2. War es unfair, eine verlangte Gegendarstellung ohne vorherige Mitteilung als Leserbrief zu veröffentlichen? Das Fairnessprinzip wäre jedenfalls dann verletzt, wenn auf die Beanstandung der Beschwerdeführerin überhaupt nicht eingegangen worden wäre. Die Redaktion des „Magazins“ hat jedoch auf die Eingabe der Beschwerdeführerin reagiert. Allerdings hat sie es unterlassen, die Beschwerdeführerin deutlich über ihre Absicht zu orientieren. Unter diesen Umständen verliess sich die Beschwerdeführerin zu Recht darauf, dass ihr Text in der von ihr verlangten Form abgedruckt werden würde.

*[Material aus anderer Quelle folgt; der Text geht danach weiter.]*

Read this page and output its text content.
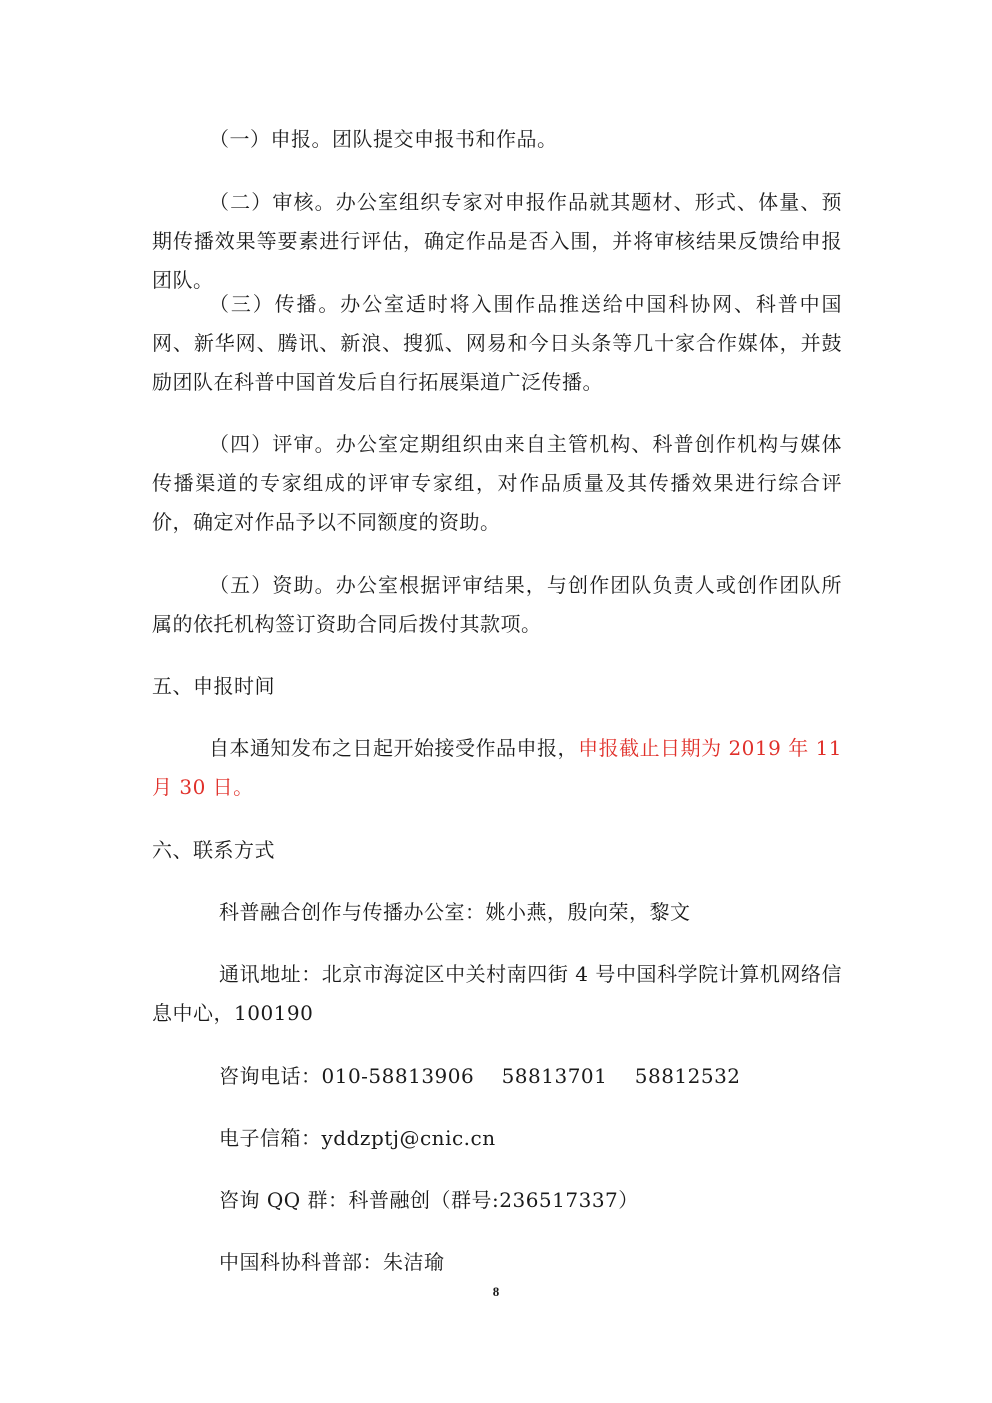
（一）申报。团队提交申报书和作品。

（二）审核。办公室组织专家对申报作品就其题材、形式、体量、预期传播效果等要素进行评估，确定作品是否入围，并将审核结果反馈给申报团队。

（三）传播。办公室适时将入围作品推送给中国科协网、科普中国网、新华网、腾讯、新浪、搜狐、网易和今日头条等几十家合作媒体，并鼓励团队在科普中国首发后自行拓展渠道广泛传播。

（四）评审。办公室定期组织由来自主管机构、科普创作机构与媒体传播渠道的专家组成的评审专家组，对作品质量及其传播效果进行综合评价，确定对作品予以不同额度的资助。

（五）资助。办公室根据评审结果，与创作团队负责人或创作团队所属的依托机构签订资助合同后拨付其款项。

五、申报时间

自本通知发布之日起开始接受作品申报，申报截止日期为 2019 年 11 月 30 日。

六、联系方式

科普融合创作与传播办公室：姚小燕，殷向荣，黎文

通讯地址：北京市海淀区中关村南四街 4 号中国科学院计算机网络信息中心，100190

咨询电话：010-58813906　 58813701　 58812532

电子信箱：yddzptj@cnic.cn

咨询 QQ 群：科普融创（群号:236517337）

中国科协科普部：朱洁瑜

8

Der Presserat hat bereits in der Stellungnahme i.S. P. c. „La Suisse“ vom 14. November 1988 (Sammlung 1983-1989, S. 85ff.) festgehalten, dass ein Gegendarstellungsgesuch nicht ohne Einwilligung des Gesuchstellers als Leserbrief abgedruckt werden darf. An diesem Grundsatz ist weiterhin festzuhalten. Die Pflicht zur Fairness verlangt von den Journalistinnen und Journalisten, Leserinnen und Leser sowie andere von der Berichterstattung Betroffene als vollwertige Ansprechpartner zu behandeln. In diesem Sinne hat der Presserat in der Stellungnahme i.S. B. c. „La Liberté“ vom 1. Oktober 1999 (Sammlung 1999, S. 154ff.) verlangt, dass eine Leserbriefredaktion, die den Leserbrief einer Leserin gekürzt publizierte, obschon diese d
en integralen Abdruck verlangt hatte, vor der Publikation das Einverständnis der Autorin einhole. Denn nur unter dieser Voraussetzung verbleibe der Autorin die Wahlfreiheit, den Leserbrief gekürzt abdrucken zu lassen oder auf den Abdruck zu verzichten. Entsprechend muss auch dem Autor eines Gegendarstellungstextes, der als Leserbrief abgedruckt werden soll, dieselbe Wahlfreiheit eingeräumt werden.

Im Ergebnis ist deshalb festzuhalten, dass die Redaktion des „Magazins“ das Fairnessprinzip verletzt hat, weil sie es unterliess, vor dem Abdruck des Gegendarstellungstextes als Leserbrief die Einwilligung der Beschwerdeführerin einzuholen.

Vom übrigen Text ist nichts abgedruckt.